Wie immer wird es erst am Ende so richtig gut. Der letzte Tag geht mit Besuchen bei der menschenleeren Post (der Mann hinter dem Tresen ist erst unwillig und verkauft mir dann doch ein paar Briefmarken. Es würde mich allerdings wundern, wenn die Karte, die ich in den leeren Briefkasten für die Übersee-Korrespondenz geworfen habe, jemals ankäme) und im Nationalmuseum (eine eher unterwältigende, weil verstaubte und vergilbte Angelegenheit) vorüber.

Am Abend zeigt Jakob, ein Berliner Regisseur mit Wohnsitz Tunis, seinen Dokumentarfilm über den Kameruner Paul und dessen Weg übers Mittelmeer bis nach Europa. Eine Szene spielt am marokkanisch-spanischen Grenzzaun in Melilla. Als die Afrikaner den Zaun stürmen und die, die es nicht schnell genug hinüberschaffen, von der Polizei wieder heruntergeprügelt werden, lachen die Nigerianer. Es ist nicht ganz klar, ob aus genereller Freude an der Anarchie oder aus Schadenfreude denen gegenüber, die einstweilen in Spanien bleiben müssen. (Später wird sich herausstellen, dass es wohl eher ersteres war. Das Publikum zeigt sich sehr angetan vom Film.)

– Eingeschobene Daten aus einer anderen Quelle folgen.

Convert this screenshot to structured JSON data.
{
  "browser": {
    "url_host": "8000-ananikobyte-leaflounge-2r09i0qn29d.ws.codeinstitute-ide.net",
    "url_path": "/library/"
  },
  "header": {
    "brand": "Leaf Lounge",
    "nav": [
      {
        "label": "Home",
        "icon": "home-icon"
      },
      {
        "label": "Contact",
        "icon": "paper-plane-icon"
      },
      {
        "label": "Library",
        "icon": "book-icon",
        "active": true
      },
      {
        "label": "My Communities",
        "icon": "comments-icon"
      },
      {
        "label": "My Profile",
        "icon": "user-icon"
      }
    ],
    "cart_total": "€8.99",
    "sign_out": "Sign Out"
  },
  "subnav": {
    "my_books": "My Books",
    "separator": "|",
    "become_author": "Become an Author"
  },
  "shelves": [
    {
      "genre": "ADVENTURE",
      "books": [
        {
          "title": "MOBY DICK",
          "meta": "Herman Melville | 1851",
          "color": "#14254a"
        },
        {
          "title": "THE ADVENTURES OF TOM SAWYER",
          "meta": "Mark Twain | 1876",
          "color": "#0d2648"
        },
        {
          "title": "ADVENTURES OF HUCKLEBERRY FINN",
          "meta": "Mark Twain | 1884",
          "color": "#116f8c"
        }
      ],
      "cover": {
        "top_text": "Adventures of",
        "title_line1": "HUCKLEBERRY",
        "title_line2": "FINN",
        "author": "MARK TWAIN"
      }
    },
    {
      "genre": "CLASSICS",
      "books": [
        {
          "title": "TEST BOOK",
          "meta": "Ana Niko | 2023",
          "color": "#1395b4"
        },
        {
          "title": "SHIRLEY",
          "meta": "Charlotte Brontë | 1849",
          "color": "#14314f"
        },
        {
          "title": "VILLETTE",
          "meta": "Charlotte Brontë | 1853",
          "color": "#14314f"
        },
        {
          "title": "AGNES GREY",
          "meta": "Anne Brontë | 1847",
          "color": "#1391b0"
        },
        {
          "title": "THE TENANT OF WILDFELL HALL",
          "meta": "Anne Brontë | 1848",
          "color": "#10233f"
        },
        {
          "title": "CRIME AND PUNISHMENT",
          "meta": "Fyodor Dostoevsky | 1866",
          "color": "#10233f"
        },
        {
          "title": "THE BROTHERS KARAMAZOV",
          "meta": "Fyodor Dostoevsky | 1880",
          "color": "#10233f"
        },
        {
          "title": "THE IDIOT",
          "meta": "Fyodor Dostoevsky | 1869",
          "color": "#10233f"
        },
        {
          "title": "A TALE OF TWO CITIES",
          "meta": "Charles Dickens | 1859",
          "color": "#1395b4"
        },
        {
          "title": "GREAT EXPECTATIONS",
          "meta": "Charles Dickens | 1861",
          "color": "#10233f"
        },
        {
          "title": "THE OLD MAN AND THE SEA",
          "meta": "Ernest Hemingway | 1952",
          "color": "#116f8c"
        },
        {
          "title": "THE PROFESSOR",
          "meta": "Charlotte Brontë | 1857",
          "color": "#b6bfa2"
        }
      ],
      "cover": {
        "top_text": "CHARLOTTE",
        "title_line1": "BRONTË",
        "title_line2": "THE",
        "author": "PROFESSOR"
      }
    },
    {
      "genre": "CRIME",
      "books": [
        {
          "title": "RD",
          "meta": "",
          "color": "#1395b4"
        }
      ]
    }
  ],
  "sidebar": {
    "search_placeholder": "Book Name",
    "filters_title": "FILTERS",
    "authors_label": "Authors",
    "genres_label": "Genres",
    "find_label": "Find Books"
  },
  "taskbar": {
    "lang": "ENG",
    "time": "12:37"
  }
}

Kathrin lernt Tom kennen, einen jungen Fotografen. In seinem Riesenauto fahren wir ins Stadium Hotel, einen heruntergekommenen modernistischen Bau. Es handelt sich weniger um ein Hotel als um einen offenen Innenhof, um den herum Tische gruppiert sind, durch ein Gitter gibt es Bier zu kaufen. Ein sehr schön altmodischer Ort. Auf der Bühne spielt eine Band I just called to say I love you, die Trompeten klingen lustig verstimmt.

Es sind mehr Musiker da als Gäste, ein alter Mann tanzt selbstvergessen vor sich hin, eine dicke Frau gesellt sich zu ihm und die Probleme, die sie beim Laufen zu haben schien, sind auf der Tanzfläche plötzlich verschwunden. Zwischendrin fällt der Strom aus, die Band spielt ungerührt weiter - was Tom in seiner Meinung bestärkt, dass das hier echte Musik ist und nicht der Autotune-satte Afrobeats-Sound, der im Radio läuft und den ich so liebe. Ich mache mich ein bisschen über sein antikes Kunstverständnis lustig.

Wir brechen auf und fahren stundenlang ziellos durch die Stadt und über die Brücken, die die Insel mit dem Festland verbinden. Auf dem Wasser glitzern die hell erleuchteten Ölplattformen. Die Straßen sind wie ausgestorben, nur der Müll des Tages erinnert an die Menschenmassen und das Chaos, das hier tagsüber herrscht. Rund um den Jankara-Markt liegen Dutzende Schlafende auf dem Gehweg, manche unter Moskitonetzen. Tom zeigt uns, wo alle sind, die noch wach sind. In Obalende in unmittelbarer Nähe der Polizeibaracken befindet sich das Rotlichtviertel von Lagos, auf der Straße drängeln sich Biertrinker, Kiffer und Prostituierte. Durch die heruntergelassenen Scheiben des Autos weht der heiße Wind herein, am Himmel liegt der Halbmond auf dem Rücken.